Reputation: 29
What I have:
| ids. |items |item_id|value|timestamp|
+--------+--------+-------+-----+---------+
|[A,B,C] |1.0 |1 |5 |100 |
|[A,B,D] |1.0 |2 |6 |90 |
|[D] |0.0. |3 |7 |80 |
|[C] |0.0. |4 |8 |80 |
+--------+--------+-------+-----+----------
| ids |id_num |
+--------+--------+
|A |1 |
|B |2 |
|C |3 |
|D |4 |
+---+----+--------+
What I want:
| ids |
+--------+
|[1,2,3] |
|[1,2,4] |
|[3] |
|[4] |
+--------+
Is there a way to do this without an explode? Thank you for your help!
Upvotes: 0
Views: 840
Reputation: 7399
You can use a UDF:
from pyspark.sql.functions import udf, col
from pyspark.sql.types import ArrayType
# Suppose this is the dictionary you want to map
map_dict = {'A':1, 'B':2,'C':3,'D':4}
def array_map(array_col):
return list(map(map_dict.get, array_col))
"""
If you prefer list comprehension, you can return [map_dict[k] for k in array_col]
"""
array_map_udf = udf(array_map, ArrayType())
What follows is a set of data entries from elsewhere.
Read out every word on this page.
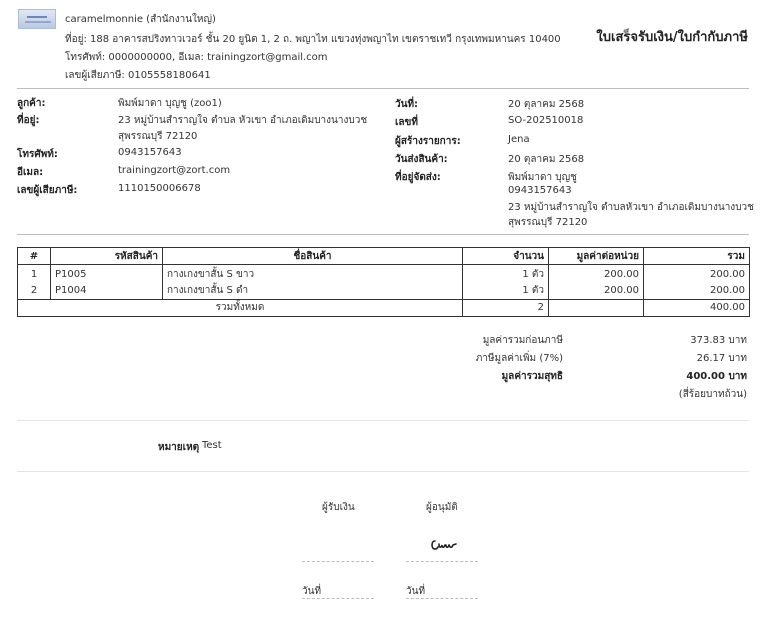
caramelmonnie (สำนักงานใหญ่)
ที่อยู่: 188 อาคารสปริงทาวเวอร์ ชั้น 20 ยูนิต 1, 2 ถ. พญาไท แขวงทุ่งพญาไท เขตราชเทวี กรุงเทพมหานคร 10400
โทรศัพท์: 0000000000, อีเมล: trainingzort@gmail.com
เลขผู้เสียภาษี: 0105558180641
ใบเสร็จรับเงิน/ใบกำกับภาษี
ลูกค้า:	พิมพ์มาดา บุญชู (zoo1)
ที่อยู่:	23 หมู่บ้านสำราญใจ ตำบล หัวเขา อำเภอเดิมบางนางบวช
สุพรรณบุรี 72120
โทรศัพท์:	0943157643
อีเมล:	trainingzort@zort.com
เลขผู้เสียภาษี:	1110150006678
วันที่:	20 ตุลาคม 2568
เลขที่	SO-202510018
ผู้สร้างรายการ:	Jena
วันส่งสินค้า:	20 ตุลาคม 2568
ที่อยู่จัดส่ง:	พิมพ์มาดา บุญชู
0943157643
23 หมู่บ้านสำราญใจ ตำบลหัวเขา อำเภอเดิมบางนางบวช
สุพรรณบุรี 72120
#	รหัสสินค้า	ชื่อสินค้า	จำนวน	มูลค่าต่อหน่วย	รวม
1	P1005	กางเกงขาสั้น S ขาว	1 ตัว	200.00	200.00
2	P1004	กางเกงขาสั้น S ดำ	1 ตัว	200.00	200.00
รวมทั้งหมด			2		400.00
มูลค่ารวมก่อนภาษี	373.83 บาท
ภาษีมูลค่าเพิ่ม (7%)	26.17 บาท
มูลค่ารวมสุทธิ	400.00 บาท
(สี่ร้อยบาทถ้วน)
หมายเหตุ Test
ผู้รับเงิน	ผู้อนุมัติ
วันที่	วันที่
df = df.withColumn("mapped_array", array_map_udf(col("ids")))
I can't think of a different method, but to get a parallelized dictionary, you can just use the toJSON
method. It will require further processing on the kind of reference df you have:
import json
df_json = df.toJSON().map(lambda x: json.loads(x))
Upvotes: 2